Residents told the Observer that about 1:00 Sunday morning, gunshots were heard and it was later discovered that the Morrisons were shot inside their two-apartment house. Shots were also heard about a mile away where Campbell’s body was found.
On Sunday, Clayton Morrison, the couple’s 23-year-old son, said that his mother called him on his cellphone about 1:15 am and told him that three gunmen had kicked open her room door, killed her husband and shot her in the chest.
Official reports from the Riversdale police said the husband’s bullet-riddled body was found on the floor, while the wife was found in another room with bullet wounds all over her body. Meanwhile, Campbell’s body, which too had several bullet wounds, was found some 10 chains from his house.
“De place get bad. A pure gunman (inna) the area.

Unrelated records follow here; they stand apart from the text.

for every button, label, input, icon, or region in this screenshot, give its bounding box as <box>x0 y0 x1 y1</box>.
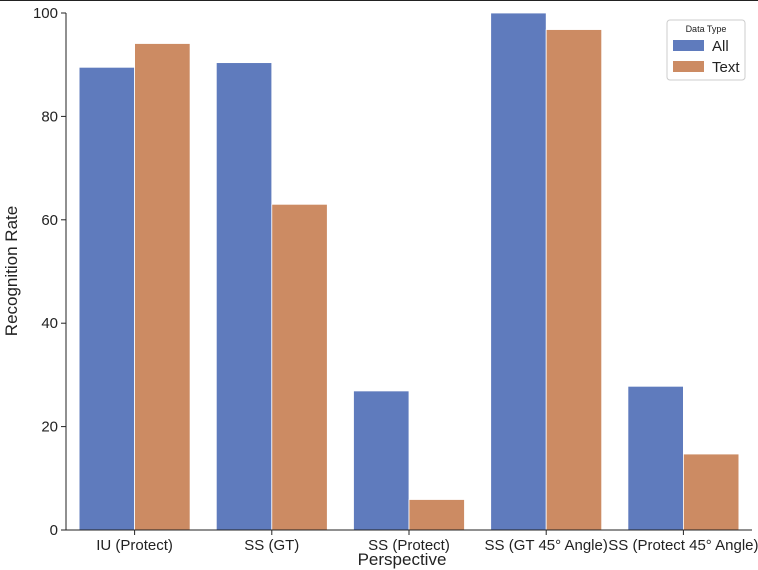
x-tick-label-ss-gt-45-angle: SS (GT 45° Angle) <box>485 537 608 554</box>
y-tick-label-60: 60 <box>41 212 58 229</box>
bar-text-ss-gt-45-angle <box>545 29 603 531</box>
y-tick-label-100: 100 <box>33 5 58 22</box>
x-axis-title: Perspective <box>358 550 447 569</box>
y-tick-label-80: 80 <box>41 108 58 125</box>
bar-all-ss-protect <box>353 390 410 531</box>
legend-label-all: All <box>712 38 729 55</box>
legend-label-text: Text <box>712 59 740 76</box>
y-axis: 0 20 40 60 80 100 <box>33 5 67 539</box>
plot-area <box>78 12 740 531</box>
legend-swatch-all <box>673 40 704 51</box>
y-tick-label-0: 0 <box>50 522 58 539</box>
bar-text-ss-gt <box>271 203 328 531</box>
legend-swatch-text <box>673 61 704 72</box>
bar-text-ss-protect-45-angle <box>683 453 740 531</box>
legend-title: Data Type <box>686 24 727 34</box>
y-tick-label-20: 20 <box>41 419 58 436</box>
y-tick-label-40: 40 <box>41 315 58 332</box>
x-tick-label-iu-protect: IU (Protect) <box>96 537 173 554</box>
x-tick-label-ss-protect-45-angle: SS (Protect 45° Angle) <box>608 537 758 554</box>
bar-all-ss-gt <box>215 62 273 531</box>
bar-all-ss-protect-45-angle <box>627 385 684 531</box>
x-tick-label-ss-gt: SS (GT) <box>244 537 299 554</box>
legend: Data Type All Text <box>666 19 746 81</box>
x-tick-label-ss-protect: SS (Protect) <box>368 537 450 554</box>
bar-text-ss-protect <box>408 499 465 531</box>
y-axis-title: Recognition Rate <box>2 206 21 336</box>
bar-all-ss-gt-45-angle <box>490 12 547 531</box>
bar-all-iu-protect <box>78 66 135 531</box>
bar-text-iu-protect <box>134 43 191 531</box>
x-axis: IU (Protect) SS (GT) SS (Protect) SS (GT 45… <box>66 529 758 554</box>
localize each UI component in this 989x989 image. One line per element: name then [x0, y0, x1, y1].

Since last week a three man gunmen kill in ya and five get injured. We haffi go move out. We can’t stay ya at all,” said a schoolmate of Clayton Morrison. He said Morrison and his wife attended the Church of God of Prophecy and, as far as he knew, did not trouble anyone.
The shootings sent shockwaves and fears throughout the rural district and at least 10 families were seen moving out of the community hours after the brutal atttacks.
The police, up until yesterday, had not established any motives for the killings. The victims, they said, were not robbed.
But Member of Parliament for North East St Catherine, the Jamaica Labour Party’s Gregory Mair, believed the killings were politically motivated. Campbell, he said, was a key JLP worker while the Morrisons were JLP supporters.
He expressed concerns over what he said was a series of shootings in the area in recent months, saying that four people have been killed over the past week.
“Gobay has become a nest for certain elements who have come to create havoc. But what is of great concern is that this is happening just before the parish council elections,” Mair said, adding that Gobay had strongly supported the JLP during the September general elections.
He called on the government to establish a police post in the area.
“I am going to meet with the minister of national security and I want to get the presence of the police and the army in here effective this week. In the interim, I want to work out a plan to have a police post put in here permanently to weed out the criminal elements,” he told the Observer.